Prove or Disprove the Conjecture on Cousin Primes

Question

Here is the problem in a nutshell -

Ethers or Ether of n, $\mathbf{\eth(n)}$: Ethers of any number n is the set of all the values of every possible permutations of its digits.

Illustration Ethers of $123$, $\eth(123)$= $123, 132, 213, 231, 312$ and $321$. Similarly it follows that $\eth(123)=\eth(132)=\eth(213)=\eth(231)=\eth(312)=\eth(321)$

Magnitude of Ether n, denoted by $|\eth(n)|$ is the total count of Prime Numbers we obtain by considering all of its Ethers individually.

Illustration $|\eth(38)|=\mid\eth(83)|=1$, $|\eth(67)|=1$, $|\eth(251)|=2$, $|\eth(157)|=3$, $|\eth(973)|=4$, $|\eth(2183)|=6$, $|\eth(1379)|=7$, $|\eth(7309)|=9$, $|\eth(5917)|=10$, $|\eth(1237)|=11$ and so on…

---

Zeroes of Ether Any natural number $n$ such that $| \eth(n)|= 0$ is termed as zeroes of Ether, and if such $n$ can be explained, trivially, then it's termed as Trivial Zeroes of Ether.

Trivial Zeroes of Ether are classified as follows

1.) All the multiples of $3$, $| \eth(3m)| = 0$, $m \in{W}$ 2.) The number having any of these digits $(0, 2, 4, 5, 6, 8)$ in any combinations. 3.) Any number $(>11)$ entirely made up of only a single digit $(>1)$. 4.) All the numbers of form $k \cdot 10^\alpha$, $\mathit{| \eth(k\cdot 10^\alpha)| =0, \, 0 \leq k \leq 9, \, \alpha\in{W}}$

---

CONJECTURE 1 If $P_{n+1} - P_n =2$ then there always exists $k$ such that $| \eth(k)| = 0$ for $P_n < k < P_{n+1}$.

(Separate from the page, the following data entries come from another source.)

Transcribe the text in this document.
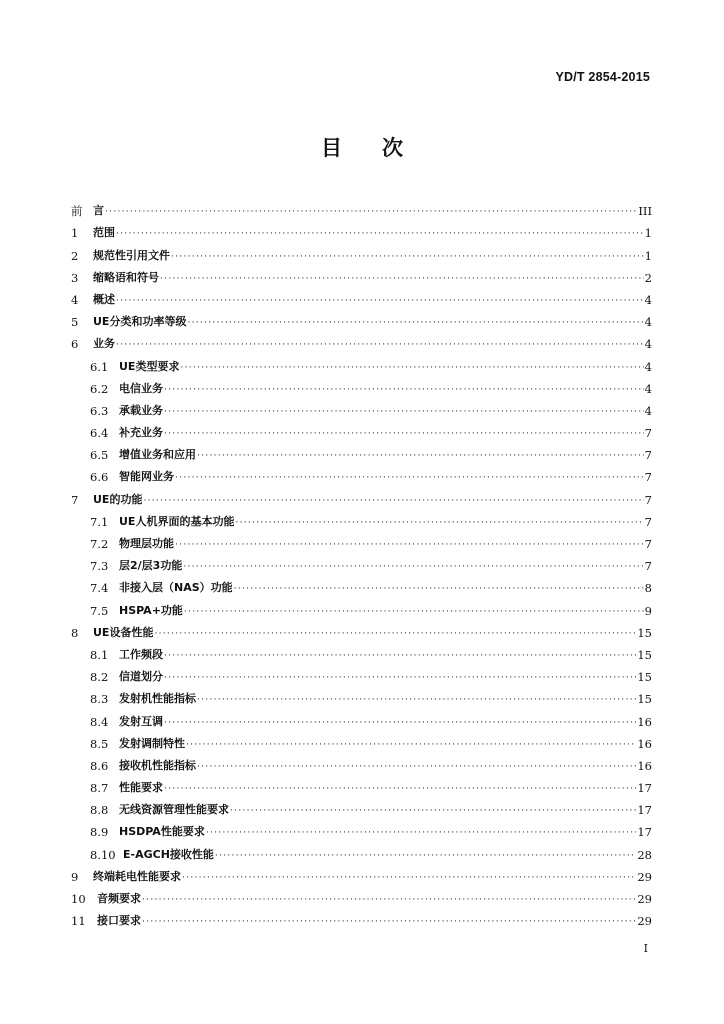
YD/T 2854-2015
目 次
前 言 ·····	III
1	范围 ·····	1
2	规范性引用文件 ·····	1
3	缩略语和符号 ·····	2
4	概述 ·····	4
5	UE分类和功率等级 ·····	4
6	业务 ·····	4
6.1 UE类型要求 ·····	4
6.2 电信业务 ·····	4
6.3 承载业务 ·····	4
6.4 补充业务 ·····	7
6.5 增值业务和应用 ·····	7
6.6 智能网业务 ·····	7
7	UE的功能 ·····	7
7.1 UE人机界面的基本功能 ·····	7
7.2 物理层功能 ·····	7
7.3 层2/层3功能 ·····	7
7.4 非接入层（NAS）功能 ·····	8
7.5 HSPA+功能 ·····	9
8	UE设备性能 ·····	15
8.1 工作频段 ·····	15
8.2 信道划分 ·····	15
8.3 发射机性能指标 ·····	15
8.4 发射互调 ·····	16
8.5 发射调制特性 ·····	16
8.6 接收机性能指标 ·····	16
8.7 性能要求 ·····	17
8.8 无线资源管理性能要求 ·····	17
8.9 HSDPA性能要求 ·····	17
8.10 E-AGCH接收性能 ·····	28
9	终端耗电性能要求 ·····	29
10	音频要求 ·····	29
11	接口要求 ·····	29
I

CONJECTURE 2 If $P_{n+1} - P_n = 4$ then there exists minimum one $k$ such that $| \eth(k)| \geq 1$ for $P_n < k < P_{n+1}$ where all of its Exceptions are Trivial Zeroes of Ether.

---

It's just a segment from my original post On The Distribution of Prime Numbers I tried my best to handle this Conjecture 2 but couldn't get anywhere. I thought the representation of Primes in base $10$ would incinerate this problem but no progress was made. Any progress will be highly appreciated.

Remark \eth symbol is being utilitized for the new notions of digit permutations.

Edit: Rephrased the Conjecture for better clarification.

Answer 1

CONJECTURE 1: If $P_{n+1}−P_{n}=2$ then there always exists $k$ such that $|\eth(k)|=0$ for $P_n<k<P_{n+1}$

$$$$

(smacks forehead audibly) How could we have missed this ! Oh right ... only one such $k$ exists between them ever It's also a multiple of 3 in all but one instance, making it a trivial case by your definition .

$$$$

CONJECTURE 2 If $P_{n+1}−P_n=4$ then there exists minimum one $k$ such that $|\eth(k)|\geq 1$ for $P_n<k<P_{n+1}$ where all of its Exceptions are Trivial Zeroes of Ether.

Well it can't be their average that's a multiple of 3. A number can only be 2 mod 6, if it contains:

• at least 1 even digit, and the number of 1 mod 3 and digits out numbers the 2 mod 3 digits by a 2 mod 3 amount
• the number of 2 mod 3 digits out number the number of 1 mod 3 digits by a 1 mod 3 amount.

It immediately follows that if the first case is true the number taking off the odd last digit ( 1 or 7 digits rearrangement case) we need it to be 1 mod 3 .

Both cases fail if the digit put last is 2 mod 3 because 5 is the only odd digit that it could be, so it falls to it's companions in 1 or 0 mod 3.

In the case of ending in 0 mod 3, the last digit removal must give 2 mod 3 because if not it isn't in the same equivalence class.

Similar constraints ( though inverted) can be put on in the 4 mod 6 case.

It's still unclear how you can guarantee at least 1.